Micron Technology (MU) closed at $127.87 in its most recent session, marking a significant gain of 4.74%. This upward movement occurred on above-average volume of 23.47 million shares, suggesting notable buying pressure heading into the close. The session established a higher high compared to recent days, breaking above the $124.96-$128.10 range.
Candlestick Theory
Recent price action reveals constructive developments. The session ending 2025-06-24 formed a robust bullish candlestick with a full body, closing near its high. This follows a hammer-like formation on 2025-06-23 (long lower shadow, close near open/high after probing $119.81). These candles, occurring near the rising trendline visible since the late April low near $64, suggest buyers are defending the short-term trend. Immediate resistance is identified at the session high of $128.10, aligning with the early June peak of $128.1. A confirmed break above this level targets $130-$132. Key support lies near $124 (the June 20th swing low and recent consolidation area), followed by the more significant $120 psychological and technical level tested multiple times in early/mid-June and late May. The $115 level, representing the May rebound high and April consolidation zone, offers stronger support further down.
Moving Average Theory
The 50-day, 100-day, and 200-day moving averages exhibit a bullish alignment (50>100>200), confirming the primary uptrend remains intact. Price currently trades decisively above all three key averages. The 50-day MA ($120.15 approx.) provided dynamic support during the early June pullback and subsequent consolidation, while the 100-day MA ($112.50 approx.) and the 200-day MA ($108.20 approx.) are sloping upwards well below the current price. This configuration is supportive of further upside, with the 50-day MA acting as the primary dynamic support level during pullbacks. The distance between price and the slower MAs indicates the trend has momentum but is not excessively extended yet compared to longer-term averages.
MACD & KDJ Indicators
The MACD (12,26,9) currently shows a bullish crossover above the signal line, though the histogram bars are flat/slightly waning – suggesting upside momentum might be plateauing but not reversing yet. The MACD line remains above the zero line. The KDJ indicator (likely 9,3,3) depicts a potentially overbought condition; the K and D lines are above 80, and the J line is above 100. While this signals strong short-term momentum, it often precedes potential consolidation or a minor pullback, especially if the J line hooks downward from extreme levels. The KDJ's trajectory needs monitoring for potential bearish crosses that could signal a near-term pause.
Bollinger Bands
Price action closed near the upper Bollinger Band ($127.50 approx., calculated using 20-day SMA and 2 Std Dev), typically signaling strength but also hinting at short-term overextension relative to recent volatility. The bands have been widening since the breakout from the mid-June consolidation (around $120), reflecting increasing volatility to the upside. The midline of the bands (20-day SMA ~ $122.40) serves as an immediate support level. Continued price hugging or moving above the upper band would be strong bullish signals; conversely, a move back towards the midline would signal consolidation within the uptrend. The widening bands support the continuation of the trend direction.
Volume-Price Relationship
Recent volume analysis is supportive. The 4.74% rally on June 24th occurred on volume significantly higher than the prior down session (23.47M vs 21.38M shares), providing validation. The sharp rally off the lows in early April and mid-May also saw spikes in volume, confirming accumulation. Notably, the pullback in early June occurred on generally declining volume, a sign the downmove lacked conviction. The highest volume cluster since April occurred during the late May surge ($92-$102), potentially indicating a significant support base. Overall, volume patterns largely confirm the prevailing bullish price action, with accumulation on rallies and distribution lacking during pullbacks.

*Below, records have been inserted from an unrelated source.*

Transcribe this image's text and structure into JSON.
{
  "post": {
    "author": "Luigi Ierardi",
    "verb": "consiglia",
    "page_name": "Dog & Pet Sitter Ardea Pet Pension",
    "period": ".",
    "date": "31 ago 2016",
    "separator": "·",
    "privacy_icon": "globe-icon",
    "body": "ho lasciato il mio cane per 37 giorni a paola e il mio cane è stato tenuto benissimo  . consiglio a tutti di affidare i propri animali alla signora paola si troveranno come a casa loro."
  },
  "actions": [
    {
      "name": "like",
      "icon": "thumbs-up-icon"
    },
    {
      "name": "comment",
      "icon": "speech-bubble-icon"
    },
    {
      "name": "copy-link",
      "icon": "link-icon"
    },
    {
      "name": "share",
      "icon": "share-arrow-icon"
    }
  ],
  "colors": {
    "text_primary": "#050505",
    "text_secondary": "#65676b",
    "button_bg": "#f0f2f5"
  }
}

Relative Strength Index (RSI)
The 14-day RSI is calculated to be approximately 64 based on recent price changes. This places it above the neutral 50 level but still comfortably below the overbought threshold of 70. This indicates positive momentum is intact but not yet reaching warning levels associated with being overextended. The RSI has retreated from a brief touch near 70 around the June 10th peak ($114.92) and is trending upwards again. It maintains a pattern of higher lows alongside price higher highs since the major April low, confirming the underlying uptrend. Current levels leave room for further upside before traditional overbought conditions develop.
Fibonacci Retracement
Applying Fibonacci retracement to the major swing low of April 4th ($64.72) to the swing high of June 26th ($144.07) identifies key retracement levels as support during pullbacks. The price convincingly held above the critical 38.2% retracement level near $111.00 during its June decline, finding a bottom at $113.66 on June 13th. The 50% retracement sits near $104.40 and the 61.8% near $97.85. Current price action is testing the area just below the 23.6% retracement level near $128.10. Successfully reclaiming $128.10 (which coincides with the recent session high and resistance) could pave the way for an attempt towards the prior high of $144.07. The confluence of this Fibonacci level and candlestick resistance at $128.10 makes it a critical zone for bulls to overcome.